Electrical shocks, shock injuries and electrocution can result in serious conditions for workers in all industries. One study published by the Electrical Safety Foundation International (ESFI) noted that four industries seemed to fit the at-risk category for electrical fatality rates more than others, including:

  • Utilities: Often required to work in harsh weather conditions, utility workers must avoid electrical injuries that could come from the wires and cables they are directly working on as well as the large vehicles and heavy machinery necessary to complete the task.
  • Mining: Often working with the largest industrial machinery and vehicles, those in mining face frayed wiring, wet surfaces or other environmental hazards.
  • Construction: Whether it is a home renovation project or a new build, construction workers handle live currents and heavy machinery. If power cables are not properly labeled, grounded or secured the workers might suffer devastating injuries.
  • Environmental: This is a general catch-all category that, for the purposes of the ESFI study, included occupations such as agriculture, forestry, fishing and hunting. These occupations often rely on heavy machinery and large vehicles as part of their job duties. Any type of electrical malfunction in a remote setting can prove devastating.

Electrical injuries can lead to numerous painful conditions that often impact the skin, subcutaneous tissue, muscle and the bones.
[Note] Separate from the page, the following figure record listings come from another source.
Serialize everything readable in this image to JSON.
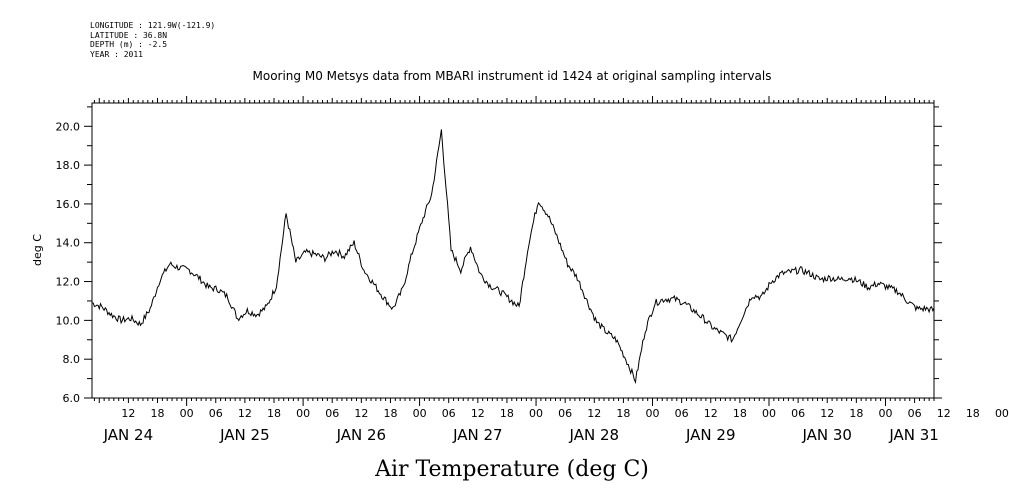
{
  "header": {
    "longitude": "LONGITUDE : 121.9W(-121.9)",
    "latitude": "LATITUDE : 36.8N",
    "depth": "DEPTH (m) : -2.5",
    "year": "YEAR : 2011"
  },
  "chart_data": {
    "type": "line",
    "title": "Mooring M0 Metsys data from MBARI instrument id 1424 at original sampling intervals",
    "ylabel": "deg C",
    "xlabel": "Air Temperature (deg C)",
    "ylim": [
      6.0,
      21.2
    ],
    "yticks": [
      "6.0",
      "8.0",
      "10.0",
      "12.0",
      "14.0",
      "16.0",
      "18.0",
      "20.0"
    ],
    "xlim_hours": [
      4.5,
      178
    ],
    "hour_tick_labels": [
      "12",
      "18",
      "00",
      "06",
      "12",
      "18",
      "00",
      "06",
      "12",
      "18",
      "00",
      "06",
      "12",
      "18",
      "00",
      "06",
      "12",
      "18",
      "00",
      "06",
      "12",
      "18",
      "00",
      "06",
      "12",
      "18",
      "00",
      "06",
      "12",
      "18",
      "00",
      "06"
    ],
    "day_labels": [
      "JAN 24",
      "JAN 25",
      "JAN 26",
      "JAN 27",
      "JAN 28",
      "JAN 29",
      "JAN 30",
      "JAN 31"
    ],
    "grid": false,
    "series": [
      {
        "x": [
          0,
          2,
          4,
          6,
          8,
          10,
          12,
          14,
          16,
          18,
          20,
          22,
          24,
          26,
          28,
          30,
          32,
          34,
          36,
          38,
          40,
          42,
          44,
          46,
          48,
          50,
          52,
          54,
          56,
          58,
          60,
          62,
          64,
          66,
          68,
          70,
          72,
          74,
          76,
          78,
          80,
          82,
          84,
          86,
          88,
          90,
          92,
          94,
          96,
          98,
          100,
          102,
          104,
          106,
          108,
          110,
          112,
          114,
          116,
          118,
          120,
          122,
          124,
          126,
          128,
          130,
          132,
          134,
          136,
          138,
          140,
          142,
          144,
          146,
          148,
          150,
          152,
          154,
          156,
          158,
          160,
          162,
          164,
          166,
          168,
          170,
          172,
          174,
          176,
          178,
          180,
          182,
          184,
          186
        ],
        "values": [
          10.9,
          10.7,
          10.3,
          10.0,
          10.1,
          9.8,
          10.6,
          12.1,
          12.9,
          12.7,
          12.6,
          12.2,
          11.7,
          11.6,
          11.2,
          10.1,
          10.5,
          10.3,
          10.7,
          11.8,
          15.5,
          13.0,
          13.5,
          13.4,
          13.2,
          13.6,
          13.3,
          14.0,
          12.6,
          11.9,
          11.2,
          10.6,
          11.6,
          13.5,
          15.1,
          16.5,
          19.8,
          13.6,
          12.6,
          13.8,
          12.4,
          11.8,
          11.5,
          11.1,
          10.7,
          14.0,
          16.2,
          15.4,
          14.2,
          12.9,
          12.2,
          11.0,
          9.9,
          9.4,
          9.0,
          8.0,
          6.9,
          9.5,
          10.9,
          11.1,
          11.1,
          10.9,
          10.5,
          10.1,
          9.6,
          9.3,
          9.0,
          10.2,
          11.3,
          11.2,
          12.0,
          12.4,
          12.5,
          12.6,
          12.4,
          12.1,
          12.2,
          12.1,
          12.2,
          12.0,
          11.7,
          11.9,
          11.7,
          11.5,
          11.0,
          10.6,
          10.6,
          10.5,
          10.5,
          10.5,
          10.5,
          10.5,
          10.5,
          10.5
        ]
      }
    ]
  }
}
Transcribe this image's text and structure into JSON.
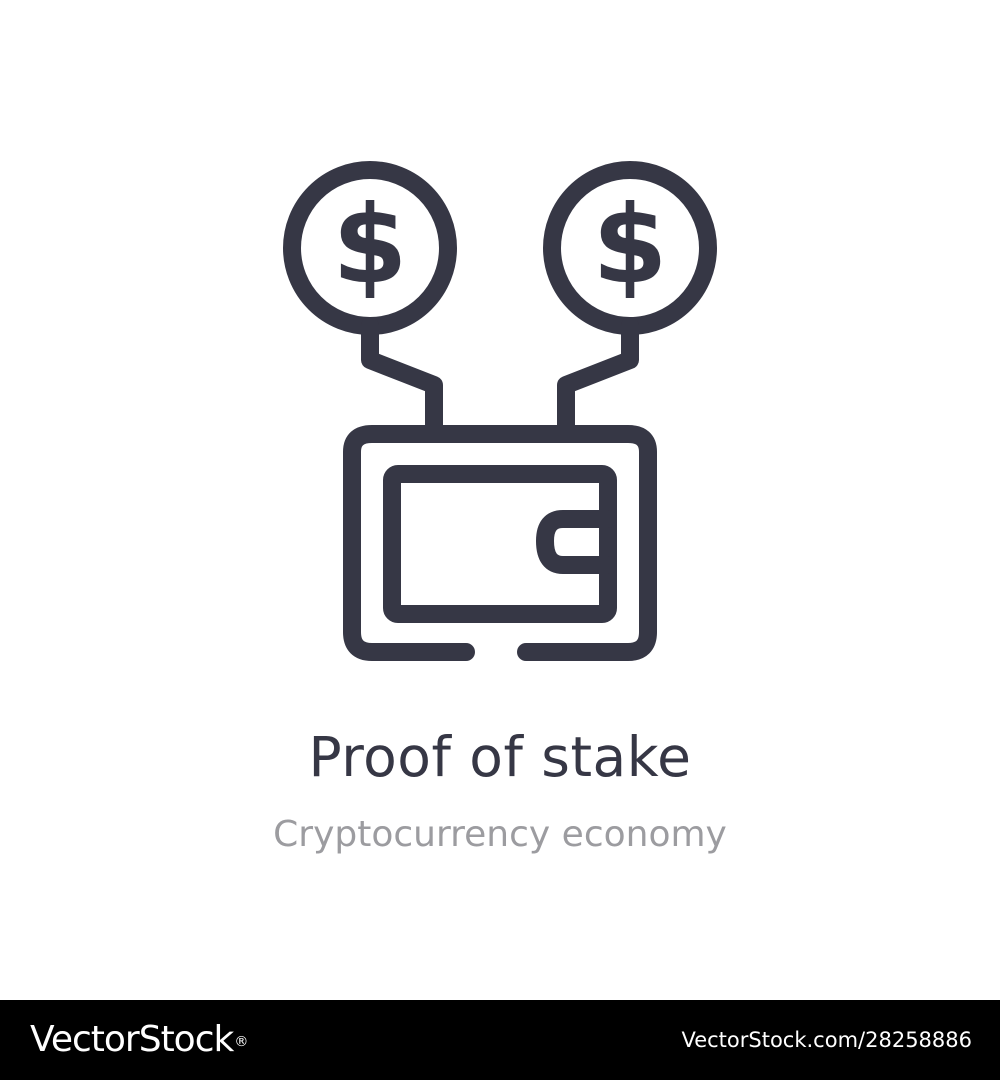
{
  "icon": {
    "name": "proof-of-stake-wallet-icon",
    "stroke_color": "#363745"
  },
  "caption": {
    "title": "Proof of stake",
    "subtitle": "Cryptocurrency economy"
  },
  "footer": {
    "logo_text": "VectorStock",
    "logo_mark": "®",
    "image_id": "VectorStock.com/28258886",
    "background": "#000000"
  },
  "colors": {
    "title": "#363745",
    "subtitle": "#9c9ca0",
    "background": "#ffffff"
  }
}
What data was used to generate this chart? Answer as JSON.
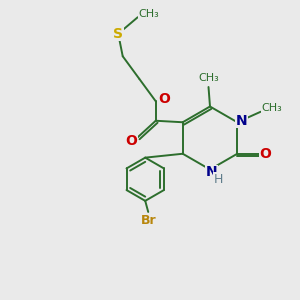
{
  "background_color": "#eaeaea",
  "bond_color": "#2d6e2d",
  "bond_width": 1.4,
  "S_color": "#ccaa00",
  "O_color": "#cc0000",
  "N_color": "#00008b",
  "Br_color": "#b8860b",
  "H_color": "#607d8b",
  "figsize": [
    3.0,
    3.0
  ],
  "dpi": 100,
  "xlim": [
    0,
    10
  ],
  "ylim": [
    0,
    10
  ]
}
Additionally, the shock could be powerful enough to stop the heart, impair the lungs and lead to worker fatality.

No matter the severity of the electrical accident or the resulting injury, workers must visit an experienced medical professional to receive a thorough examination. Even a seemingly minor injury could have a lasting impact on the limbs, extremities and internal organs. Based on the strength of the current, the duration of exposure and any prior medical trauma, an electrical shock could prove fatal.